Kinetic Tracking of Plasmodium falciparum Antigens on Infected Erythrocytes with a Novel Reporter of Protein Insertion and Surface Exposure

Intracellular malaria parasites export many proteins into their host cell, inserting several into the erythrocyte plasma membrane to enable interactions with their external environment. While static techniques have identified some surface-exposed proteins, other candidates have eluded definitive localization and membrane topology determination. Moreover, both export kinetics and the mechanisms of membrane insertion remain largely unexplored. We introduce Reporter of Insertion and Surface Exposure (RISE), a method for continuous nondestructive tracking of antigen exposure on infected cells. RISE utilizes a small 11-amino acid (aa) HiBit fragment of NanoLuc inserted into a target protein and detects surface exposure through high-affinity complementation to produce luminescence.
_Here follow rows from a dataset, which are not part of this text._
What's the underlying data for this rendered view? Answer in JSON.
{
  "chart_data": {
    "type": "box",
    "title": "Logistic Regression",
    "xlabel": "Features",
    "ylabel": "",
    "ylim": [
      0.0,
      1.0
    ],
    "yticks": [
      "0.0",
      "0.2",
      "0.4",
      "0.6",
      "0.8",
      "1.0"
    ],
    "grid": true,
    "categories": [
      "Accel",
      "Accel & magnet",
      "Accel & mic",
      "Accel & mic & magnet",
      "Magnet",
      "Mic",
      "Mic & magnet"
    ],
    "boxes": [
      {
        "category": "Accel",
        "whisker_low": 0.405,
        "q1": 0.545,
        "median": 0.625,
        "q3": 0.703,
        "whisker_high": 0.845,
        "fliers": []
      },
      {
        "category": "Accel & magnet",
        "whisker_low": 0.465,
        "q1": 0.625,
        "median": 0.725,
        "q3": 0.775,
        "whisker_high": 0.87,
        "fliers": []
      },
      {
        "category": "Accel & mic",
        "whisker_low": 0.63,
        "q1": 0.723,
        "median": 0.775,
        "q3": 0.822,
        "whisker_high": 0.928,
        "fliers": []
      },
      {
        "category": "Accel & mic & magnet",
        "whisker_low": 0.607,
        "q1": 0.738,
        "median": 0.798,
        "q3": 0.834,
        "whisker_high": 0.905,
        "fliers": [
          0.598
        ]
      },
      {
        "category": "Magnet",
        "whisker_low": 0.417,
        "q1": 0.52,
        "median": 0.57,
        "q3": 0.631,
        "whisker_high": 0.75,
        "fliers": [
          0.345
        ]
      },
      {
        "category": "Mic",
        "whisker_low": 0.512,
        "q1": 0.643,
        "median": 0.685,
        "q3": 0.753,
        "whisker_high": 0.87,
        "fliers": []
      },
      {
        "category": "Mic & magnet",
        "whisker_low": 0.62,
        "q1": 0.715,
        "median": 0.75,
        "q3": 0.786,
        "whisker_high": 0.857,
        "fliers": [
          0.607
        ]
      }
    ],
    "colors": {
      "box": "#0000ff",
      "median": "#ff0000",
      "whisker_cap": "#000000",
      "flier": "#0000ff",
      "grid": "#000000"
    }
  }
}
We tracked the export and surface exposure of CLAG3, a parasite protein linked to nutrient uptake, throughout the Plasmodium falciparum cycle in human erythrocytes. Our approach revealed key determinants of trafficking and surface exposure. Removal of a C-terminal transmembrane domain aborted export. Unexpectedly, certain increases in the exposed reporter size improved the luminescence signal, but other changes abolished the surface signal, revealing that both size and charge of the extracellular epitope influence membrane insertion. Marked cell-to-cell variation with larger inserts containing multiple HiBit epitopes suggests complex regulation of CLAG3 insertion at the host membrane. Quantitative, continuous tracking of CLAG3 surface exposure thus reveals multiple factors that determine this protein’s trafficking and insertion at the host erythrocyte membrane. The RISE assay will enable study of surface antigens from divergent intracellular pathogens.